"Estoy conforme"

Apenas concluida la competencia, El Litoral dialogó con el garrochista santafesino, quien se mostró conforme y nos dio los motivos.

-¿Cuál es la primera sensación que te deja esta prueba?-La competencia tuvo una alta cuota de emotividad, sobre todo por la increíble actuación de Fábio. Yo me sentí bien, y tomo este resultado desde el lado positivo: aporté una medalla de plata para el equipo nacional. -¿Cómo te sentiste en cada una de las alturas que intentaste?-Comencé con una confianza bárbara porque en la entrada en calor, en los saltos preliminares, sorteé la varilla en 5,30. Ya en la competencia, me sentí cómodo en los primeros intentos, puesto que el primer nulo en 5,20 se debió a detalles que inmediatamente pude ajustar en el salto siguiente.

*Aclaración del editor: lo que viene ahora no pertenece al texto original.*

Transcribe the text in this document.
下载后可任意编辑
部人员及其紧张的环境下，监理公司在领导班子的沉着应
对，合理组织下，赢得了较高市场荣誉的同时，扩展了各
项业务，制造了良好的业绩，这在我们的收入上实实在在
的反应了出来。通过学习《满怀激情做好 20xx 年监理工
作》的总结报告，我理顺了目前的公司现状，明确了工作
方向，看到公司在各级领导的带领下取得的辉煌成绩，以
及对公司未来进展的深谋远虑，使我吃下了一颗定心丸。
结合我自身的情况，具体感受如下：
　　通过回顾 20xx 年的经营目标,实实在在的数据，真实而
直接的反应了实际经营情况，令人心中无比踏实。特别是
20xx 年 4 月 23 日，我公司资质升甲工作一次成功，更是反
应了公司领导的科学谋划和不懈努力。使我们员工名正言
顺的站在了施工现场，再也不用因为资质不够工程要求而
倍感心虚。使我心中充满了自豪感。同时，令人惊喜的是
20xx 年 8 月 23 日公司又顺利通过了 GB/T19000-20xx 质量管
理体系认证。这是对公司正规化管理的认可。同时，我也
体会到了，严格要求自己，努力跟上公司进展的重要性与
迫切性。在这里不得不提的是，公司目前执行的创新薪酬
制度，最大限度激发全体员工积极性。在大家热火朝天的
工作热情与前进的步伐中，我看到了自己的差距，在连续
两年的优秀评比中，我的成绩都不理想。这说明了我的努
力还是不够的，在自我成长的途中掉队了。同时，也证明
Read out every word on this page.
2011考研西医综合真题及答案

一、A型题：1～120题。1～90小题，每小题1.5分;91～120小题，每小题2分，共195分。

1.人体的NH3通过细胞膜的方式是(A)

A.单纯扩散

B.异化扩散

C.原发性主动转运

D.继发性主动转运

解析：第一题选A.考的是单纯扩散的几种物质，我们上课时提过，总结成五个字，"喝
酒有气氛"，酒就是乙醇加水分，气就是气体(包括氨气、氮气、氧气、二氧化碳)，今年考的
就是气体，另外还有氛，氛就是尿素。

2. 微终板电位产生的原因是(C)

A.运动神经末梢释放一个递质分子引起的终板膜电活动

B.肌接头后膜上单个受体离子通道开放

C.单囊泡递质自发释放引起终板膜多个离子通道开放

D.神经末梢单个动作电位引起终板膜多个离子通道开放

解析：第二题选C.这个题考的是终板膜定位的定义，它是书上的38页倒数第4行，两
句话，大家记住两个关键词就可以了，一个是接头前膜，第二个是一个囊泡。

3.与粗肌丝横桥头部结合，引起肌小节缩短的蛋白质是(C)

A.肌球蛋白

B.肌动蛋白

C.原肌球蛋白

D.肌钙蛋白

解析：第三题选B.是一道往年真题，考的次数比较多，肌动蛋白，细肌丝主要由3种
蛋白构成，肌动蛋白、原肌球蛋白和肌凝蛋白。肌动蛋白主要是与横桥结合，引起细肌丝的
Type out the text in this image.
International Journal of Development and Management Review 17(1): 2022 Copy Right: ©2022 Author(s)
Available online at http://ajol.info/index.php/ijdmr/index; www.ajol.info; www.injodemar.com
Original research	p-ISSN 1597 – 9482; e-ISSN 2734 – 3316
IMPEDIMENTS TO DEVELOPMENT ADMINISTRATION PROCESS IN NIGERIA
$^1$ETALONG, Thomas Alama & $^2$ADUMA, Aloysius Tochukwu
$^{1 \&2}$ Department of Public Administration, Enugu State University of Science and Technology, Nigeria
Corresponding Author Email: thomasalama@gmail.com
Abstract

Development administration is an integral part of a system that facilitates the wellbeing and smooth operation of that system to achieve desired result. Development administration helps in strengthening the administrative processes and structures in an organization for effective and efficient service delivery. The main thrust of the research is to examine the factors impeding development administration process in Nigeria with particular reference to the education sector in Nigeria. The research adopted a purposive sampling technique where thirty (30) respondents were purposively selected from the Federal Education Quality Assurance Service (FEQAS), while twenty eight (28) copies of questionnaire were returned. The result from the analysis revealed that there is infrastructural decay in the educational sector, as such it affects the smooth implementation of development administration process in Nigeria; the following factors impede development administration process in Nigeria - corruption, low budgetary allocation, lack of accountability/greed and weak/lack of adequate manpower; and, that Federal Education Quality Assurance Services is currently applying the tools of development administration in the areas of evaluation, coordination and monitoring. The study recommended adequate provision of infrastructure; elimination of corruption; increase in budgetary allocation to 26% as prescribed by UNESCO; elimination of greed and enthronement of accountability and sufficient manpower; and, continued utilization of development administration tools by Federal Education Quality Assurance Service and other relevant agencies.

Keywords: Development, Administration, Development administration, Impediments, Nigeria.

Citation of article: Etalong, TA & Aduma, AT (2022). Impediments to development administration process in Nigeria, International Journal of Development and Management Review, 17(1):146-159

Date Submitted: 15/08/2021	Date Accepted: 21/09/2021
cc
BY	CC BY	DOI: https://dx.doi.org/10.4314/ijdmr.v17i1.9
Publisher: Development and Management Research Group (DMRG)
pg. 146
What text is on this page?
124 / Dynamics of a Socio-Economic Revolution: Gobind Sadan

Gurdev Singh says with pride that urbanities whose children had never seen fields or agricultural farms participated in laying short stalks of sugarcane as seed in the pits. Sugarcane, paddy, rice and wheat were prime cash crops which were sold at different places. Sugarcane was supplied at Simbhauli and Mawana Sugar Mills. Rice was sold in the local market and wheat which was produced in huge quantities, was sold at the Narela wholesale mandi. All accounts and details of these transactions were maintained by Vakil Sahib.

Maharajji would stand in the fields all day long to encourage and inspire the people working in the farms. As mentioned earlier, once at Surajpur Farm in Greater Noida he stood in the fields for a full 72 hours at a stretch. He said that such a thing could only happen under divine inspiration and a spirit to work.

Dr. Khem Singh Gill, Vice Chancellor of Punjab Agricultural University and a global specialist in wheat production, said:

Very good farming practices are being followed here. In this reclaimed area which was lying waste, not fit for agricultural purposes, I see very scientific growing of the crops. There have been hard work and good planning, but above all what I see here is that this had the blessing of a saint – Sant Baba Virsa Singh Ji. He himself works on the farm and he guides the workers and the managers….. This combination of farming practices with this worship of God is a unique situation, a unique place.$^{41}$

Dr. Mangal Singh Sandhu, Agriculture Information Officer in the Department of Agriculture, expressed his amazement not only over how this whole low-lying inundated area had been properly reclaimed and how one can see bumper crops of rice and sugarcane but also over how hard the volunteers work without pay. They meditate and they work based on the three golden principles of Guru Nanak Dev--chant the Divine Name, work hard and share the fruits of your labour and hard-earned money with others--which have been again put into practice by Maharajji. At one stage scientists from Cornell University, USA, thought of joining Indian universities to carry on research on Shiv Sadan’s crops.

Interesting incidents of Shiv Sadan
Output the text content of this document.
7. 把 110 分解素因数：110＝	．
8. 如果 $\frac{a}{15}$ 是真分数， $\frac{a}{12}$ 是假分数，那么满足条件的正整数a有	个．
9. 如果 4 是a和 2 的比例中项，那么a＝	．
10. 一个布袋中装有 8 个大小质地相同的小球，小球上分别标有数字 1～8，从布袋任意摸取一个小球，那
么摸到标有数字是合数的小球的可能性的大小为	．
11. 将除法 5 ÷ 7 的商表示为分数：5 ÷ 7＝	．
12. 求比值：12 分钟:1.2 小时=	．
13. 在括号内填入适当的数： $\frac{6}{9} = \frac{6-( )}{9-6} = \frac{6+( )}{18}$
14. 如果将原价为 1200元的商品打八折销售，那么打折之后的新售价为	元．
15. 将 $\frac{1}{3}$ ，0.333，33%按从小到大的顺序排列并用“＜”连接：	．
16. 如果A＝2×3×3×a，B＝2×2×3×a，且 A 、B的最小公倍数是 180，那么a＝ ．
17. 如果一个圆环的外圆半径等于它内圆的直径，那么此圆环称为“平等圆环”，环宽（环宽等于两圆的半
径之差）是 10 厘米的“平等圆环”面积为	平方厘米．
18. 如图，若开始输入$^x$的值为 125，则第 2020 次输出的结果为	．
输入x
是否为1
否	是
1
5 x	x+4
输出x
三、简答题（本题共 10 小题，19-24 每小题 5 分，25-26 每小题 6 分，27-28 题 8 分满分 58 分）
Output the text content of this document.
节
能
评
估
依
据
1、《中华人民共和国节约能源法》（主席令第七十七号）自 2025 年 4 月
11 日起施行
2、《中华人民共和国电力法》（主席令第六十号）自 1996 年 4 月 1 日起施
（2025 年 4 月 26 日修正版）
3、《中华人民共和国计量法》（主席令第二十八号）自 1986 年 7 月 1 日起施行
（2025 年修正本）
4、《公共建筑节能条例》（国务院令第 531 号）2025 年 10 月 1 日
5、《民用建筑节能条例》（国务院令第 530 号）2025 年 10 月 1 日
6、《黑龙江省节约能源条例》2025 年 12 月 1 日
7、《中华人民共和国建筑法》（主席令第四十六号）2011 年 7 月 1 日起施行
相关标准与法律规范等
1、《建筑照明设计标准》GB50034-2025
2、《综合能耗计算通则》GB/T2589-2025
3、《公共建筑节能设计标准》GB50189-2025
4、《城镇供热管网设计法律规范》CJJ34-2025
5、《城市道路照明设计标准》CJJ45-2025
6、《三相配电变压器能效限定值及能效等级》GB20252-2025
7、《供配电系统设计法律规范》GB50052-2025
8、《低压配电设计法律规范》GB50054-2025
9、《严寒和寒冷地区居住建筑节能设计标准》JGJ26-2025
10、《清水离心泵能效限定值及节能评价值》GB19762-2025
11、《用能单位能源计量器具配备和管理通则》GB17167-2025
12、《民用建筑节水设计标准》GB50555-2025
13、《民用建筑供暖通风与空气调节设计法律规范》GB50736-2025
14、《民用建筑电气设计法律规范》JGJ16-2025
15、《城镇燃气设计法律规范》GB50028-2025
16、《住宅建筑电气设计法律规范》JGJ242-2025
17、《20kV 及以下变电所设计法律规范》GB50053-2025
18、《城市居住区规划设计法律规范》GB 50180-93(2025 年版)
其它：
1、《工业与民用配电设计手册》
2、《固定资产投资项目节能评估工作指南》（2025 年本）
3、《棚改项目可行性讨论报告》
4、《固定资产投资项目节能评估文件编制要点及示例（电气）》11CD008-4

En la segunda altura -5,40 metros-, tuve la primera dificultad de la tarde, porque al aumentar el nivel cambié de garrocha y se la tuve que pedir prestada a Fábio, ya que fue justo la que se me quebró en el Cenard el sábado pasado y la que pedimos nueva a Estados Unidos, aunque, sabiendo que no llegaba, me la enviarán a Italia directamente. De todos modos, también me adapté enseguida y pude pasar en el segundo intento. Después, en 5,55 volví a cambiar garrocha y ahí ya me quedé porque, si bien lograba altura, no acertaba con la profundidad: me iba muy adentro con la marca de pique y me caía arriba de la varilla. -¿Qué valor le das a la marca que lograste?-La marca salió de acuerdo a la altura del proceso de entrenamiento en que me encuentro. La prueba reflejó lo que para mí fueron estas últimas semanas de preparación en Santa Fe: sufrí mucho con el frío y no me pude adaptar a entrenar al aire libre en el Card; en varias oportunidades debimos reprogramar sesiones específicas de salto y esas son justamente las cuestiones que se vieron en la pista. Si a la técnica no la entrenás como corresponde, lo terminás sufriendo en la competencia. Entrar a saltar a la pista todos los días era un suplicio. -La falta de competencia, ¿pudo haber sido un escollo?-Sí, definitivamente. Desde febrero, con los eventos en Europa, que no me enfrento a saltadores de mi nivel, que me exijan constantemente, y no sólo en lo físico sino también en lo anímico y lo emotivo, como hoy (por ayer) sucedió con Fábio. Ahora me voy a Italia a un ambiente totalmente distinto, donde encontraré seguramente varias pruebas en las que me enfrentaré a los mejores del circuito.